Di sisi lain, ungkap Panroyen, pola diskriminatif terhadap media juga dinilai bertentangan dengan semangat Undang-Undang Nomor 40 Tahun 1999 tentang Pers, yang menjamin perlakuan adil, independen, dan tidak diskriminatif terhadap perusahaan pers.

"Dugaan praktik ini dinilai bertolak belakang dengan pernyataan Bupati Tanggamus Mohammad Saleh Asnawi, yang dalam berbagai kesempatan menegaskan larangan keras terhadap permainan uang, proyek, dan praktik tidak sehat dalam pengelolaan anggaran daerah," ujarnya.

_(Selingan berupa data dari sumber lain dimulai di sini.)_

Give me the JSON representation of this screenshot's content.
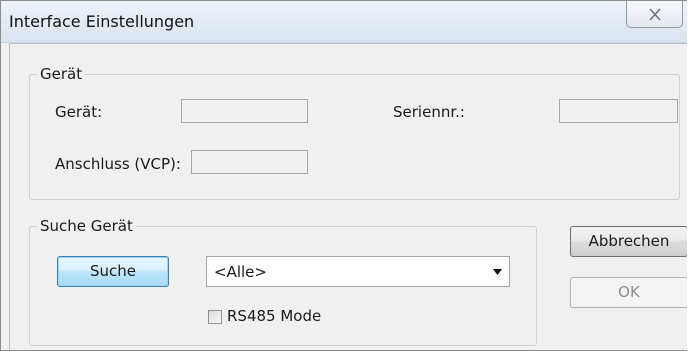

Pernyataan tersebut kini menjadi sorotan publik, seiring munculnya dugaan bahwa praktik yang dilarang justru terjadi di lingkungan DPRD.

Panroyen mendorong para wartawan baik perorangan atau lembaga melaporkan persoalan ini ke Aparat Penegak Hukum (APH).

"Buat laporan resmi ke APH agar kasus ini terbongkar dan tidak terjadi lagi di masa mendatang, kasihan kawan-kawan media yang hanya pasang satu atau dua advertorial diputuskan tidak dibayar," kata dia.

Panroyen berpendapat seharusnya media massa yang tidak terlibat dalam "permainan anggaran" ini advertorial nya tetap harus dibayar. "Baru kalau media yang nilainya ratusan juta, jangan dibayar. Itu kan hak," ujarnya

Hingga berita ini diturunkan, pihak DPRD Kabupaten Tanggamus belum memberikan keterangan resmi. Upaya konfirmasi kepada pimpinan DPRD dan Sekretariat DPRD masih terus dilakukan.

Publik mendesak aparat penegak hukum bertindak tegas dan independen, demi memastikan uang negara tidak dijadikan bancakan serta menjaga marwah lembaga legislatif dan ekosistem pers yang sehat di Kabupaten Tanggamus. (*)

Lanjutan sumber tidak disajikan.